Il racconto di Dario Massara, telecronista di Sky.
“Sulla credenza ho i fogli della telecronaca che dovevo fare, sono lo specchio del momento.
Il calcio mi manca ma ora mi invento un gioco al giorno per far distrarre una bimba di 7 anni”.
Questo il titolo del Giornale di Sicilia, oggi in edicola.
Conosco Dario Massara da quando poco più che adolescente collaborava con qualche redazione locale prima del grande salto a Milano.
L’ho avuto ospite tante volte nelle mie trasmissioni tv, negli anni d’oro dell’era zampariniana.
Ne ho sempre apprezzato l’equilibrio, la competenza, la capacità di analisi oltre lo scontato, la sua dizione pulita e chiara.
Mi fa piacere riportare alcuni passaggi della sua lettera pubblicata sul Giornale di Sicilia, oggi in edicola.
Lettera che arriva da Milano, dove Dario vive e lavora.
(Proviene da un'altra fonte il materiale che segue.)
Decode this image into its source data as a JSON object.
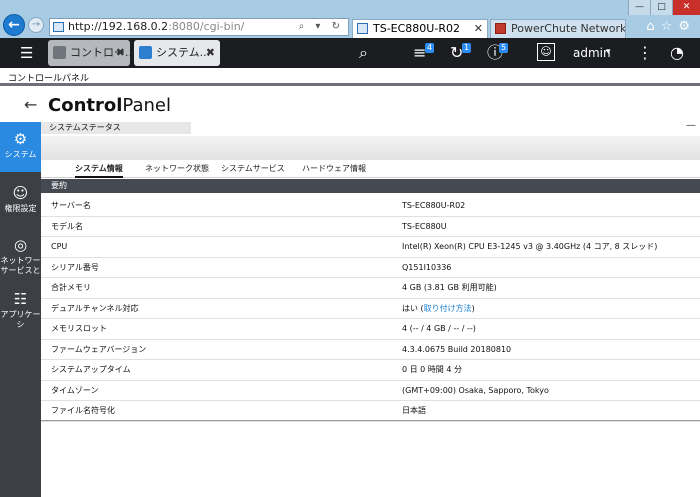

Da quella Milano che è diventata un simbolo di questa emergenza che sta coinvolgendo tutti, da nord a sud, seppur finora con numeri assolutamente diversi. Milano come Bergamo, la città dove Dario Massara dove andare per commentare una gara, Atalanta-Sassuolo che è rimasta soltanto nei suoi fogli ed appunti preparati da grande professionista.(Carlo Cangemi)
Vi riportiamo solo alcuni passaggi della sua lettera che potete trovare in maniera integrale sul giornale in edicola (visto che sono fra le poche attività ancora aperte!).
“Ci tenevo a commentare quella partita, l’Atalanta è la squadra del momento, poi Gasperini contro De Zerbi sarebbe stato spettacolo assicurato.
Quei fogli lasciati lì sono lo specchio del momento che stiamo vivendo. Bloccati, freezati, fermi ad un mese fa… ho lasciato Palermo per inseguire il sogno di una vita: diventare un telecronista. La città la conosco abbastanza bene, ma in questo periodo fatico a riconoscerla. È nascosta, non
pulsa come è abituata a fare. Non riesce ad offrire quello a cui tutti ci siamo abituati: possibilità. Di qualsiasi genere. È chiusa.
Milano, con Bergamo e Brescia, è stata scelta dal virus come una delle zone preferite per mettere radici e seminare dolore. Non ci resta che resistere e aspettare. E combattere. Come? Per esempio inventandosi un gioco al giorno per far distrarre una bimba di 7 anni che ogni tanto si fa
prendere da qualche momento di sconforto. Non va a scuola da settimane, non vede i suoi compagni e i suoi amici se non grazie a qualche
videochiamata, ormai non va più nemmeno al parco sotto casa. Ha bisogno di qualche abbraccio in più per essere confortata da una situazione che ormai capisce ma non giustifica. Soprattutto da quando le ha fatto saltare la festa del compleanno…
Andrà tutto bene. A sentirla nei film americani sembrava la solita, scontata, frase di incoraggiamento. Adesso invece è un grido di speranza.
Perché sì, andrà tutto bene. Resta solo da stabilire quando”.